Not yet, please. Not yet.
by tamarjacobson
Time to write again. About early morning plane rides. About enjoying talking to early childhood people. About presenting and feeling worthwhile when people get something out of what I talk about. They tell me that when I share my stories it helps them identify with much of what I’m saying. They tell me I am real and that other sessions are sterile and bland where they feel talked at instead of with. They tell me I confirm for them the work they are already doing and it makes them feel so much better about themselves. They cry. They laugh. They share their pain and tribulations. I look at their faces when I talk to them and they are keenly listening, sometimes with tears running down their cheeks. And when they laugh, they laugh out loud with gusto. I love all of it. It’s the human condition in a nutshell. And for a brief time, a few hours or a day, I feel a part of their lives and they a part of mine. We are not alone as we strive to work toward caring for and educating our youngest children as well as their teachers and caregivers. I realize that the work I am doing is important. It makes a difference. Here and there, a child will receive a better emotional deal because someone had the courage to reflect on why they do what they do. They will remember how they felt listening to me talk, and they will try and apply what they learned. Perhaps they will have a better day for it. They will feel confident and connected, and their relationship with a child will be enhanced. The child will be given a different option in how she sees herself, and might feel validated and worthwhile even for a moment, or maybe longer.
Recently, at one of my presentations, I asked: “If you were a child in your program, how would you like to be treated?” A young woman called out: “Softly!” I asked what she meant by “softly,” and she replied, “With soft voices and gentle touch.” As she spoke, I observed a pregnant woman in the audience begin to rub her protruding belly with round, soft, gentle strokes. Her eyes glazed over, and I thought to myself, “She is communing with her child.”
At one of our breaks during the day-long professional development, the young woman, who had called out, “Softly!” ran over and sat down next to me.
“I love you,” she stated clearly with an earnest look on her face.
“Oh, my dear,” I replied, “Thank you.”
“No. Seriously,” she said. “What you are saying is so important. No one ever talks about these things in this way. You must not stop doing this. Please don’t stop yet.”
I asked her to tell me about herself and she shared her early childhood story. One of pain and confusion, and how nevertheless, she had persisted courageously to break away and search for a different path. She told me how she felt I had reinforced her search. She talked about resilience and love. She spoke about how she wanted to work with children in a gentle way, softly, and then she asked permission to hug me. We hugged for a long while. A strong, warm hug, which filled my heart to overflowing.
I was feeling old and tired. It happens with aging, and perhaps I am winding down. That’s okay. It’s as it should be. This time around, though, I received a message: “Not yet. Please. Not yet.”

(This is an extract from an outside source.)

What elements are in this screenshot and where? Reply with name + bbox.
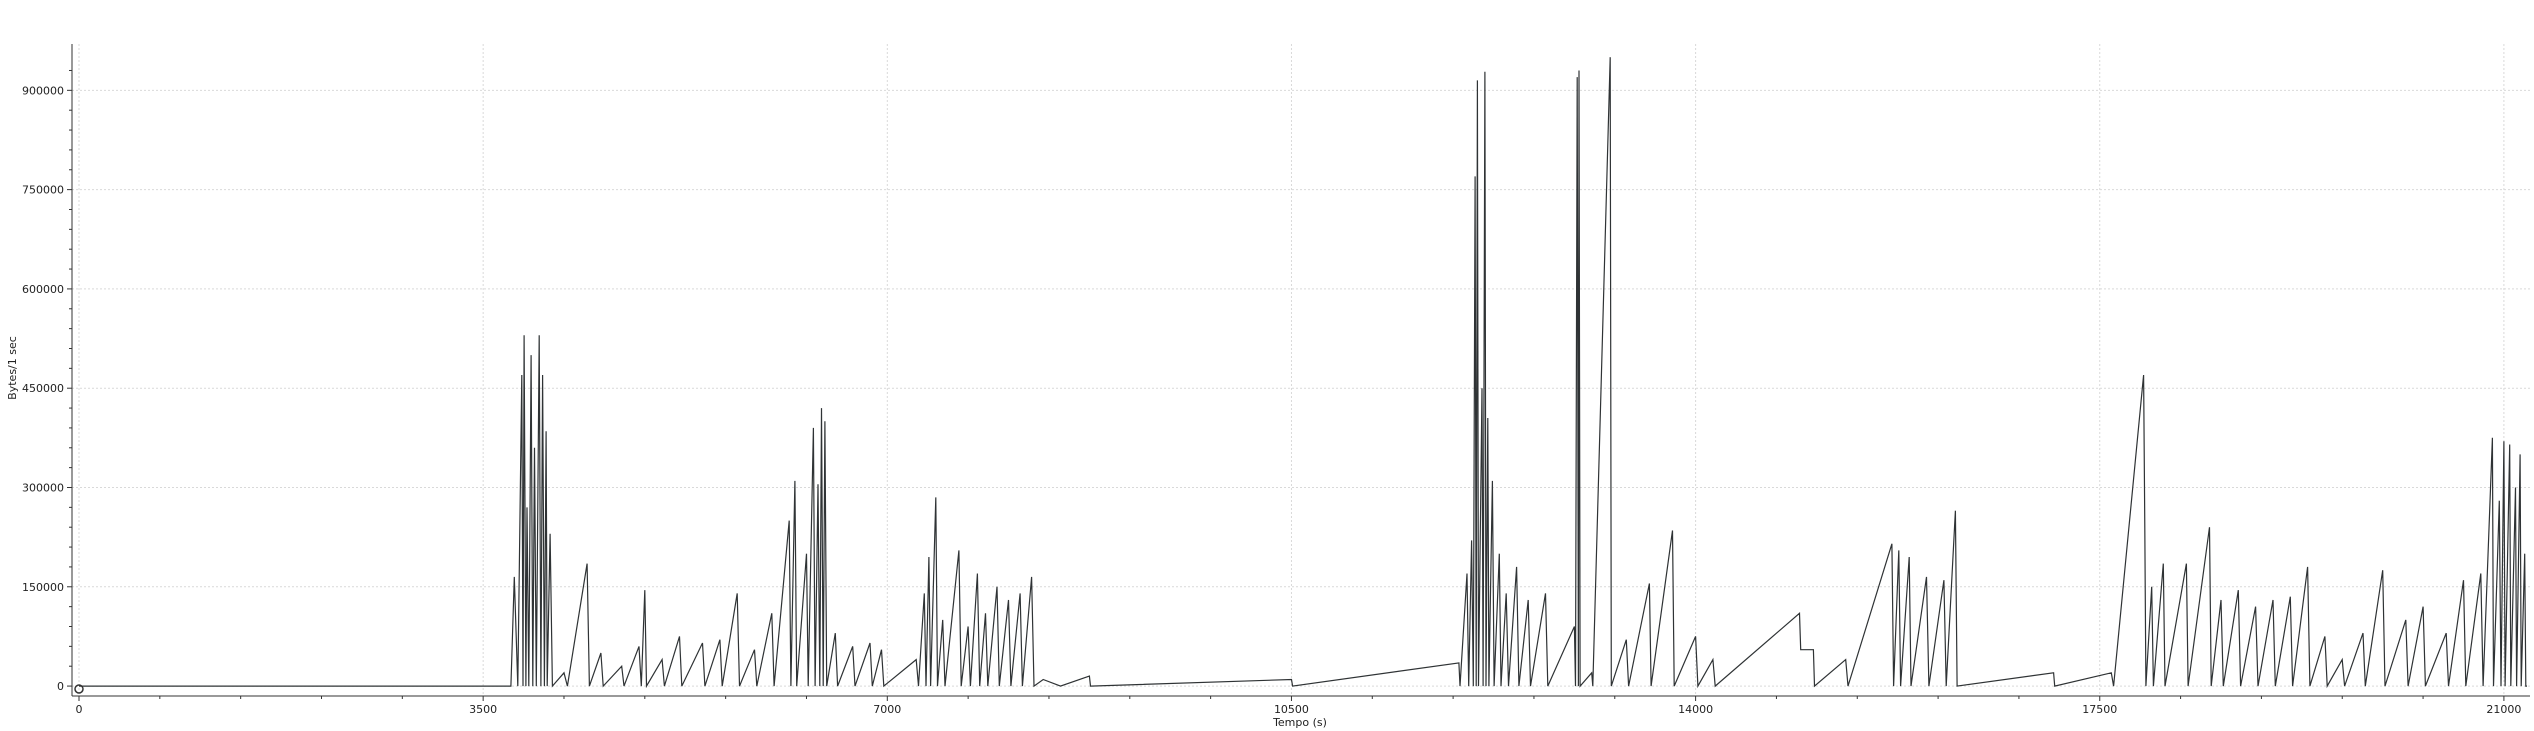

A year ago at Mining Nuggets: My ankle

Dear friends,
I wasn’t quite expecting comments. Especially such supportive and loving ones! Thanks so much for reading this post. I appreciate it very much.
Tamar (Tamarika)
Thank you for sharing this, Tamar. Our culture and social structures do not really value children and the preciousness of the early years of life. Your clear and inspiring advocacy for our children and their caregivers is much needed. Carry on!
Tamar,
You made these early childhood teachers and caregivers feel valuable and important, which is probably not an experience they have most of the time. And your care and knowledge will gush down onto the children they care for, and maybe we’ll see a new generation of children who feel valued and important too. Thank you.
Helen
I’m so happy I got to read this. Your work is so important and it is wonderful to hear how appreciated you are.
U r very special.
Dearest Tamar,
Your message is so needed in a hurting world. Thank you for being willing to continue your Mission to love and care softly for our young ones and their care givers.